So I've replaced Passenger with Puma for a Rails app, and i just noticed that i now have issues with the cdn assets, they now give CORS errors.
Back when i was using Passenger i had the following configs for Nginx:
server {
server_name mysite.com;
root /var/www/mysite.com/public;
client_max_body_size 4000M;
passenger_enabled on;
rails_env production;
location ~* ^/cdn/ {
add_header Access-Control-Allow-Origin *;
expires 364d;
add_header Pragma public;
add_header Cache-Control "public";
break;
}
location ~* ^/assets/ {
# Per RFC2616 - 1 year maximum expiry
# http://www.w3.org/Protocols/rfc2616/rfc2616-sec14.html
expires 1y;
add_header Cache-Control public;
# Some browsers still send conditional-GET requests if there's a
# Last-Modified header or an ETag header even if they haven't
# reached the expiry date sent in the Expires header.
add_header Last-Modified "";
add_header ETag "";
break;
}
listen 443 ssl; # managed by Certbot
#the rest of the certbot ssl stuff
}
I then changed the configs to this to make it work with Puma and unix sockets:
upstream puma {
server unix:///var/www/mysite.com/shared/sockets/puma.sock;
}
server {
server_name mysite.com;
root /var/www/mysite.com/public;
client_max_body_size 4000M;
location / {
try_files $uri @app;
}
location ~* ^/cdn/ {
add_header Access-Control-Allow-Origin *;
expires 364d;
add_header Pragma public;
add_header Cache-Control "public";
break;
}
location ~* ^/assets/ {
# Per RFC2616 - 1 year maximum expiry
# http://www.w3.org/Protocols/rfc2616/rfc2616-sec14.html
expires 1y;
add_header Cache-Control public;
# Some browsers still send conditional-GET requests if there's a
# Last-Modified header or an ETag header even if they haven't
# reached the expiry date sent in the Expires header.

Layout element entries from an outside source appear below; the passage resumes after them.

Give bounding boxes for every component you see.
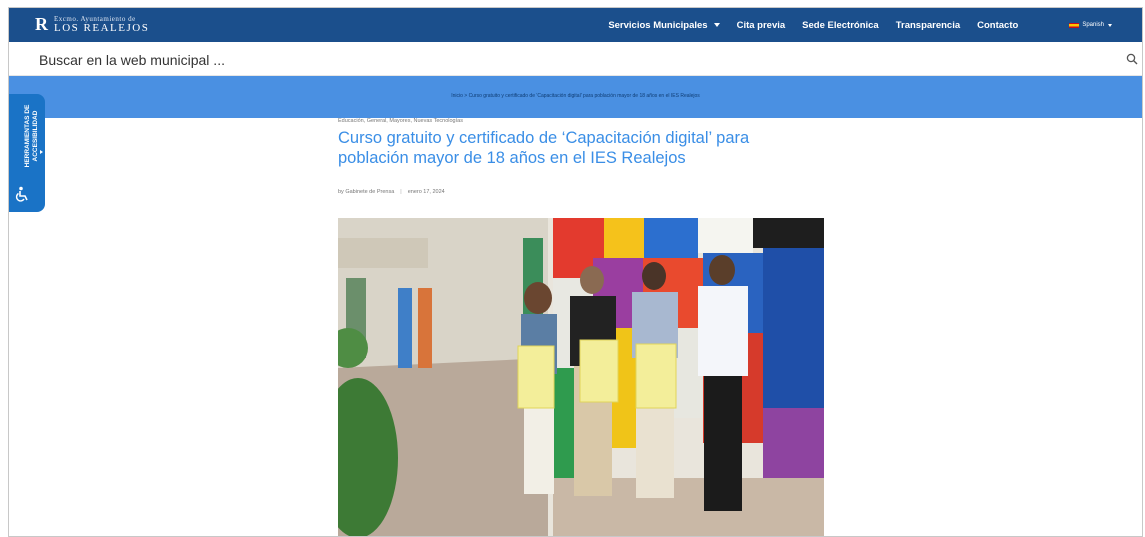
accessibility-tools-tab[interactable]: HERRAMIENTAS DE ACCESIBILIDAD [9,94,45,212]
wheelchair-icon [15,186,28,202]
menu-item-servicios[interactable]: Servicios Municipales [608,19,720,31]
article-author[interactable]: by Gabinete de Prensa [338,189,394,195]
language-selector[interactable]: Spanish [1069,22,1112,28]
site-logo[interactable]: R Excmo. Ayuntamiento de LOS REALEJOS [35,14,149,34]
article-title: Curso gratuito y certificado de ‘Capacit… [338,129,750,167]
breadcrumb[interactable]: Inicio > Curso gratuito y certificado de… [9,93,1142,99]
article-photo [338,218,824,536]
photo-illustration [338,218,824,536]
browser-page: R Excmo. Ayuntamiento de LOS REALEJOS Se… [8,7,1143,537]
article-meta: by Gabinete de Prensa | enero 17, 2024 [338,189,838,195]
article-date: enero 17, 2024 [407,189,445,195]
arrow-right-icon [40,150,43,154]
meta-separator: | [400,189,402,195]
spain-flag-icon [1069,22,1080,28]
main-menu: Servicios Municipales Cita previa Sede E… [608,8,1142,42]
logo-title: LOS REALEJOS [54,22,150,34]
search-bar: Buscar en la web municipal ... [9,42,1142,76]
menu-item-transparencia[interactable]: Transparencia [896,20,960,31]
article-categories[interactable]: Educación, General, Mayores, Nuevas Tecn… [338,118,838,124]
article-header: Educación, General, Mayores, Nuevas Tecn… [338,118,838,195]
accessibility-label: HERRAMIENTAS DE ACCESIBILIDAD [24,101,40,171]
menu-item-sede-electronica[interactable]: Sede Electrónica [802,20,879,31]
search-icon[interactable] [1126,53,1138,65]
breadcrumb-band: Inicio > Curso gratuito y certificado de… [9,76,1142,118]
menu-item-label: Servicios Municipales [608,19,708,31]
chevron-down-icon [1108,23,1112,27]
language-label: Spanish [1082,22,1104,28]
menu-item-cita-previa[interactable]: Cita previa [737,20,786,31]
search-input[interactable]: Buscar en la web municipal ... [39,52,225,68]
accessibility-label-line2: ACCESIBILIDAD [32,110,39,162]
top-navigation-bar: R Excmo. Ayuntamiento de LOS REALEJOS Se… [9,8,1142,42]
menu-item-contacto[interactable]: Contacto [977,20,1018,31]
logo-mark: R [35,14,48,34]
accessibility-label-line1: HERRAMIENTAS DE [24,104,31,168]
chevron-down-icon [713,23,720,27]
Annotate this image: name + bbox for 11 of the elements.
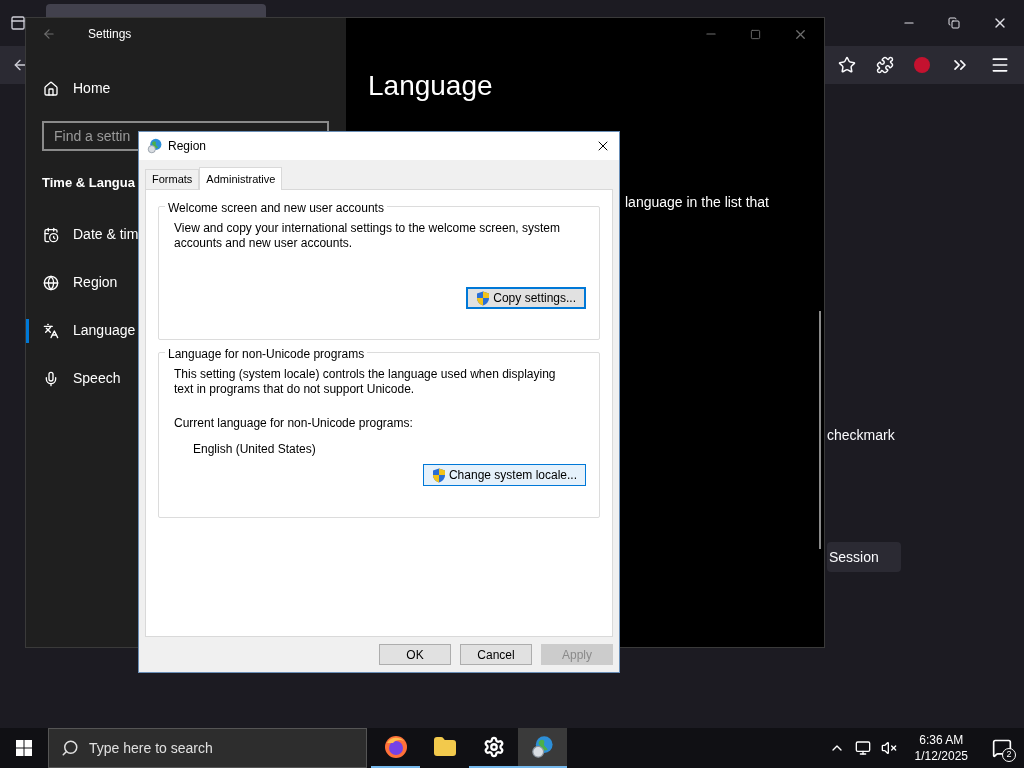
notification-badge: 2 xyxy=(1002,748,1016,762)
window-title: Settings xyxy=(88,26,132,43)
page-text: checkmark xyxy=(827,426,896,445)
field-label: Current language for non-Unicode programs: xyxy=(174,415,414,432)
group-description: View and copy your international settings to the welcome screen, system accounts and new user accounts. xyxy=(174,221,561,251)
page-heading: Language xyxy=(368,72,494,100)
dialog-title: Region xyxy=(168,138,207,155)
field-value: English (United States) xyxy=(193,441,317,458)
section-title: Time & Langua xyxy=(42,174,135,192)
group-description: This setting (system locale) controls the language used when displaying text in programs that do not support Unicode. xyxy=(174,367,557,397)
body-text: language in the list that xyxy=(625,193,770,212)
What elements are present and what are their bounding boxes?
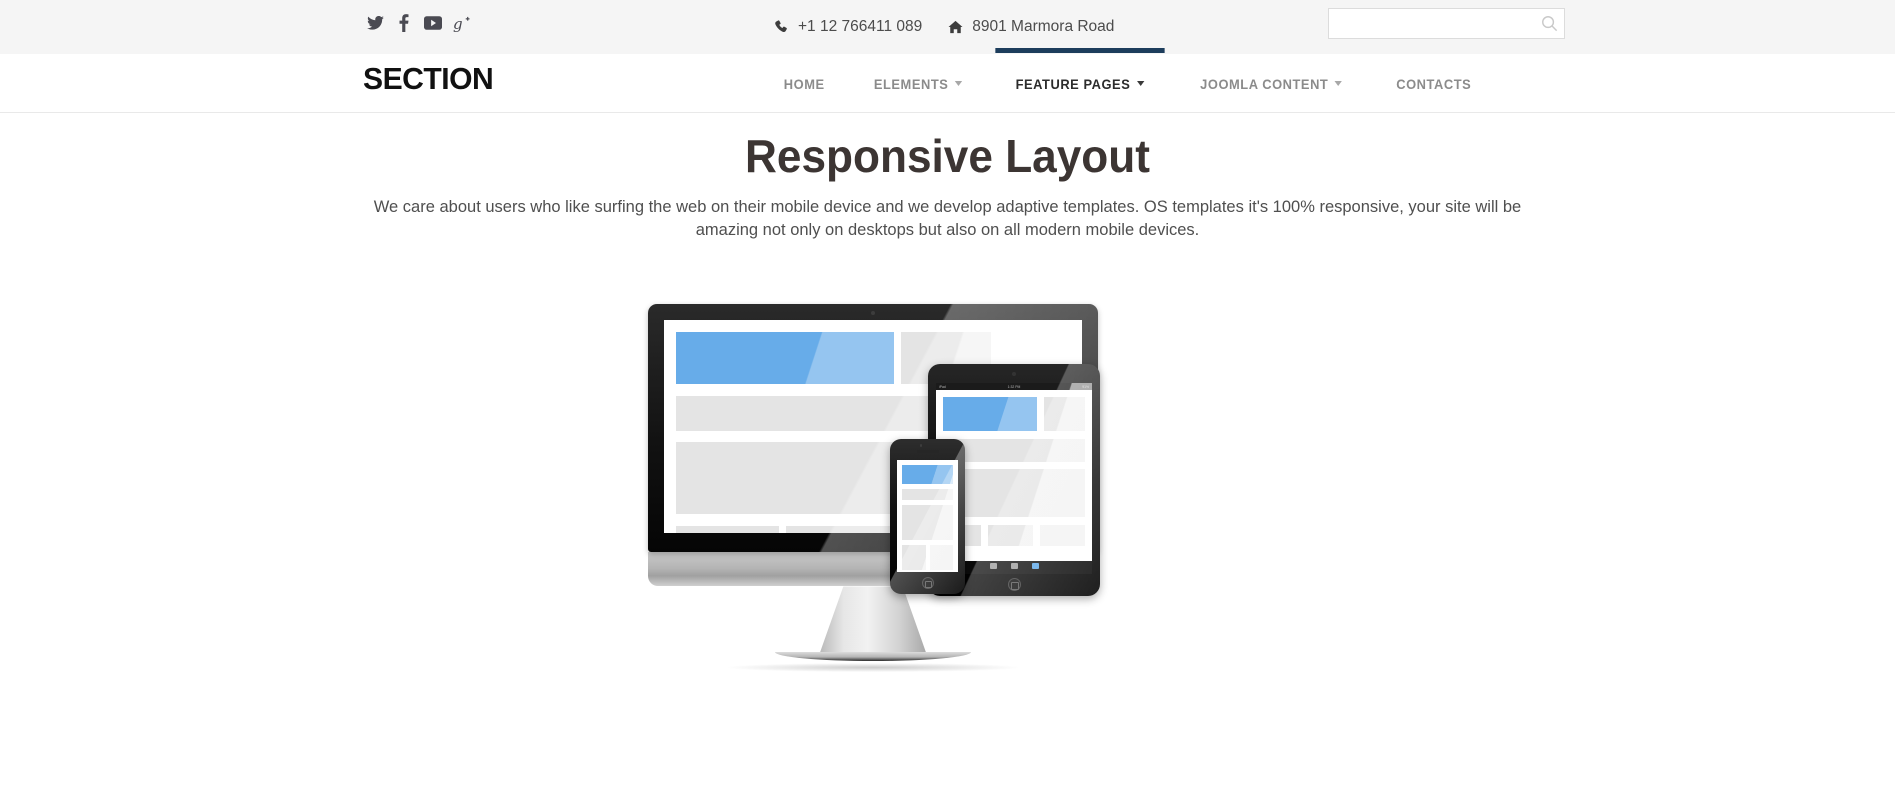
monitor-stand [820, 586, 926, 653]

add_header Last-Modified "";
add_header ETag "";
break;
}
listen 443 ssl; # managed by Certbot
#ssl stuff
location @app {
proxy_pass http://puma;
proxy_set_header X-Forwarded-For $proxy_add_x_forwarded_for;
proxy_set_header X-Forwarded-Proto $scheme;
proxy_set_header X-Forwarded-Proto https;
proxy_set_header Host $http_host;
proxy_headers_hash_max_size 512;
proxy_headers_hash_bucket_size 128;
proxy_redirect off;
}
}
This works fine but then i noticed that the cdn urls were giving 404, so i updated the cdn location to this (i added try_files $uri @app;
):
location ~* ^/cdn/ {
add_header Access-Control-Allow-Origin *;
expires 364d;
add_header Pragma public;
add_header Cache-Control "public";
try_files $uri @app;
break;
}
This now works but i get CORS errors so it seems the headers are not getting set.
My guess is the try_files
ignores what was set before it is called, so i tried setting the proxy header for access control inside the location @app
(by adding proxy_set_header Access-Control-Allow-Origin *;
) but i still get the errors.
What's the correct way to go about this?
CodePudding user response:
There is no sense in trying to add the response headers with the proxy_set_header
directive - it is designed for adding/changing headers for the request that will be sent to the upstream. To add the response headers, no matter is it a static or a proxied location, use the add_header
one. To add headers conditionally, lets say depending on a request URI, you can use the map
block(s):
map $uri $expires {
~^/cdn/ 1y;
default off;
}
map $uri $cache_control {
~^/cdn/ public;
# default will be an empty value
}
map $uri $allow_origin {
~^/cdn/ *;
# default will be an empty value
}
However in terms of performance, since all the map
-derived variables are evaluated only once per request, matching regex pattern only once can be slightly more performant:
map $cache $expires {
1 1y;
default off;
}
map $cache $cache_control {
1 public;
}
map $cache $allow_origin {
1 *;
}
map $uri $cache {
~^/cdn/ 1;
}
Next, in your @app
location you can use the following:
location @app {
proxy_pass http://puma;
expires $expires;
add_header Cache-Control $cache_control;
add_header Access-Control-Allow-Origin $allow_origin;
# ... proxy_set_... and other upstream setup here
}
If evaluated variable used in an add_header
directive will be empty, nginx won't add a header with an empty value - instead it won't add such a header at all.
A few notes about your current config:
Using those kind of regex locations like
location ~ ^/cdn/ { ... }
orlocation ~ ^/assets/ { ... }
in favor of prefix locationslocation /cdn/ { ... }
orlocation /assets/ { ... }
makes no sense and only a performance impact (due to the PCRE library is involved when it isn't nessesary).That
break
directive at the end of static locations does nothing since there are no any directives from the rewrite module there which execution should be stopped.